My pawnbroker's hair was perfectly straight, always neatly combed and with a lot of graying - ash gray. His features, motionless, impassive, like those of Talleyrand, seemed to be cast in bronze. His eyes, small and yellow, like those of a ferret, and almost without eyelashes, could not stand bright light, so he protected them with a large visor of a tattered cap. The sharp tip of a long nose, pitted with mountain ash, looked like a gimlet, and the lips were thin, like those of alchemists and ancient old men in the paintings of Rembrandt and Metsu. This man spoke quietly, softly, never got excited. His age was a mystery “…” He was some kind of automaton who was wound up daily. If you touch a woodlice crawling on paper, it will instantly stop and freeze; in the same way, this man, during a conversation, suddenly fell silent, waiting until the noise of the carriage passing under the windows subsided, as he did not want to strain his voice. Following the example of Fontenelle, he saved his vital energy, suppressing all human feelings in himself. And his life flowed as silently as sand pours in a stream in an old hourglass. Sometimes his victims were indignant, raised a frantic cry, then suddenly there was dead silence, as in a kitchen when a duck is slaughtered in it.

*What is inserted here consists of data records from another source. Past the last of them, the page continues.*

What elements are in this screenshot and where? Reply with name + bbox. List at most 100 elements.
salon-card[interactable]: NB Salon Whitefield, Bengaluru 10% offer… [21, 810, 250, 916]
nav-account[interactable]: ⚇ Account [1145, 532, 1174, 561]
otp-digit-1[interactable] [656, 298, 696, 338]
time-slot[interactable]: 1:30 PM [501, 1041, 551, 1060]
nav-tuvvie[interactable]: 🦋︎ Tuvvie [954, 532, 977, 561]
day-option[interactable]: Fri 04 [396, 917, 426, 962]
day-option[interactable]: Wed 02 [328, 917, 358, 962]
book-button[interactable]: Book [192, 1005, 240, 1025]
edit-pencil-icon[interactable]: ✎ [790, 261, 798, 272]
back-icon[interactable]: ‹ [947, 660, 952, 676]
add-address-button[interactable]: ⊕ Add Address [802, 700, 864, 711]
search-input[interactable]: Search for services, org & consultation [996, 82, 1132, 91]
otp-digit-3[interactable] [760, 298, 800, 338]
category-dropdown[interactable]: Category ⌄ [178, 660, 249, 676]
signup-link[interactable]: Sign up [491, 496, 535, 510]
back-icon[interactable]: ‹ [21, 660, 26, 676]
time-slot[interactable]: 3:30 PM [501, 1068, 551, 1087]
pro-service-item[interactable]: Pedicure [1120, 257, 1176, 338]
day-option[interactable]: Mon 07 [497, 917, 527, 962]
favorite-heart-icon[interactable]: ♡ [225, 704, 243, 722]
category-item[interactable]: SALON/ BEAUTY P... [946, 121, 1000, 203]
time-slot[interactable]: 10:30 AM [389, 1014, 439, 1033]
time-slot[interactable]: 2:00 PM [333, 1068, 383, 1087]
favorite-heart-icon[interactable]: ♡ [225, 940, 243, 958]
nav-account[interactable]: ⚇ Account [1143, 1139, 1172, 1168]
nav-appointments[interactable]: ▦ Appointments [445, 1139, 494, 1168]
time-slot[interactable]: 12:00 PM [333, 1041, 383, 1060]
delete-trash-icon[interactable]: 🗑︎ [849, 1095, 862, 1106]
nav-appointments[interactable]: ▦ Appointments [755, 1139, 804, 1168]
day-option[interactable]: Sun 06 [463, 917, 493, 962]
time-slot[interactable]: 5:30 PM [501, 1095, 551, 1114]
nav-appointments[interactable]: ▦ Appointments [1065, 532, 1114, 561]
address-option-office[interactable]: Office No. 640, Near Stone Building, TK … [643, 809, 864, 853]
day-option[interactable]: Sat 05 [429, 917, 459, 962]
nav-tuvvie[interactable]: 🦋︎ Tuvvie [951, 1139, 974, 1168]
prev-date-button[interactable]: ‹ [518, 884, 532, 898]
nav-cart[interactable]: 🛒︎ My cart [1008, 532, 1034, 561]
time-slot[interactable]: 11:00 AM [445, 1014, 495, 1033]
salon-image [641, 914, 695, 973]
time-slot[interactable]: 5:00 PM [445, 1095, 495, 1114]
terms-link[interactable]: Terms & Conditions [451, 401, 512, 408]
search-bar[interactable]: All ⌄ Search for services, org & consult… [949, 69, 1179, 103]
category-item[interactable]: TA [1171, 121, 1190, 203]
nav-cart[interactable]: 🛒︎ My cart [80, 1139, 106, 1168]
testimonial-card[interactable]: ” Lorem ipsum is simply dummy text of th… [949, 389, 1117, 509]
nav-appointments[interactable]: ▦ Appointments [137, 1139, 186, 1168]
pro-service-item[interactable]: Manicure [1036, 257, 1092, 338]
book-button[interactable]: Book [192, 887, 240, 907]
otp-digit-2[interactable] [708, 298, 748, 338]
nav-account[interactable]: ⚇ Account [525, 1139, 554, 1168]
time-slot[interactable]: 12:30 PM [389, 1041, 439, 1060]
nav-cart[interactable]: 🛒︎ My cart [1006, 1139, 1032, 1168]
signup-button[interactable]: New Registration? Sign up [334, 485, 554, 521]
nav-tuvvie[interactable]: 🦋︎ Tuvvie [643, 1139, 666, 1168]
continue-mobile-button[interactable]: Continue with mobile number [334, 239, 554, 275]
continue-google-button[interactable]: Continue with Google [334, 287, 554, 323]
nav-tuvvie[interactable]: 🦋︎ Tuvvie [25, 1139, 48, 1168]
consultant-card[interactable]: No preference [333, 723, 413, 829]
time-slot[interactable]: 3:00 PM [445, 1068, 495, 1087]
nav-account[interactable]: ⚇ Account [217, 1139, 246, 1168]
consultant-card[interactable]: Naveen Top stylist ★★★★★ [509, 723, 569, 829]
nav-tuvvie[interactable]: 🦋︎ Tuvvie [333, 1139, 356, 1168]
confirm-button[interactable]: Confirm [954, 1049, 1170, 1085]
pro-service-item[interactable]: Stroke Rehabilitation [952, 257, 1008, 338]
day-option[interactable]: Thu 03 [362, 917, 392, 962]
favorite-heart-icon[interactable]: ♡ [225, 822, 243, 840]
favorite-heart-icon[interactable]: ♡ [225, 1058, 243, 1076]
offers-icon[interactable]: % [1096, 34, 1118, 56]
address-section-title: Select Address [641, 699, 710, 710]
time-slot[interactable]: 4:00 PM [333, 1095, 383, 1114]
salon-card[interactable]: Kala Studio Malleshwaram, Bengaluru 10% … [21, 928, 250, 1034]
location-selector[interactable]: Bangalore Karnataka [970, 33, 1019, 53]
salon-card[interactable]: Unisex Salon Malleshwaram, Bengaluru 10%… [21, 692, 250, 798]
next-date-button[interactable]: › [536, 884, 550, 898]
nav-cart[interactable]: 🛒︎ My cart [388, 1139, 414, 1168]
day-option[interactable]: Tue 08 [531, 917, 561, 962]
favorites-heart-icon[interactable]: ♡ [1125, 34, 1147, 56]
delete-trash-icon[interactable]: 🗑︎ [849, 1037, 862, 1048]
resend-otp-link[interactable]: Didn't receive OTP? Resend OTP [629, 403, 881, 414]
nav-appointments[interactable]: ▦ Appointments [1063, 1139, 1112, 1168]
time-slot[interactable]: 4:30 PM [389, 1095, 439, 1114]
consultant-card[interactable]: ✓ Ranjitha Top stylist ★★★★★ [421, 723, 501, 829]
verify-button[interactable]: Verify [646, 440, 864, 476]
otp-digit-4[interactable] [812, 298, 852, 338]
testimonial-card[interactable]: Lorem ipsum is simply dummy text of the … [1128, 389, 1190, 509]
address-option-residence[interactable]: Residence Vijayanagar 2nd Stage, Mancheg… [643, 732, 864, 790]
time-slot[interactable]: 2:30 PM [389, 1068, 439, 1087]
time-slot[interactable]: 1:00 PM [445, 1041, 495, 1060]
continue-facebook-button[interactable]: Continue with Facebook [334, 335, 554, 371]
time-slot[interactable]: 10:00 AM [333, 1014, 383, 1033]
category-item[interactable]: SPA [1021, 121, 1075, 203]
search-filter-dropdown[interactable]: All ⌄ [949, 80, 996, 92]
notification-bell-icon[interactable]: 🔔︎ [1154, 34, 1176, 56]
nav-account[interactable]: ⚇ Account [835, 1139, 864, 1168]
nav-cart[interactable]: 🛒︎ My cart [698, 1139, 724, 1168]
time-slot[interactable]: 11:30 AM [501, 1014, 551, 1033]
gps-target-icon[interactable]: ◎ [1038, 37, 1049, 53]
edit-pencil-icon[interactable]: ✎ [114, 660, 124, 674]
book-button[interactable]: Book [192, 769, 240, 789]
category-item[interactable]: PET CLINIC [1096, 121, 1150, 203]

A few touches to the characterization of one hero. And Balzac had thousands of them - several dozen in each novel. He wrote day and night. And yet he did not have time to create everything that he intended. The Human Comedy was left unfinished. She burned the author himself. In total, 144 works were planned, but 91 were not written. If you ask yourself the question: which figure in the Western literature of the 19th century is the most ambitious, powerful and inaccessible, there will be no difficulty in answering. It's Balzac! Zola compared The Human Comedy to the Tower of Babel. The comparison is quite reasonable: indeed, there is something primordial-chaotic and prohibitively grandiose in Balzac's Cyclopean creation. There is only one difference:

The Tower of Babel has collapsed, and The Human Comedy, built by the hands of a French genius, will stand forever.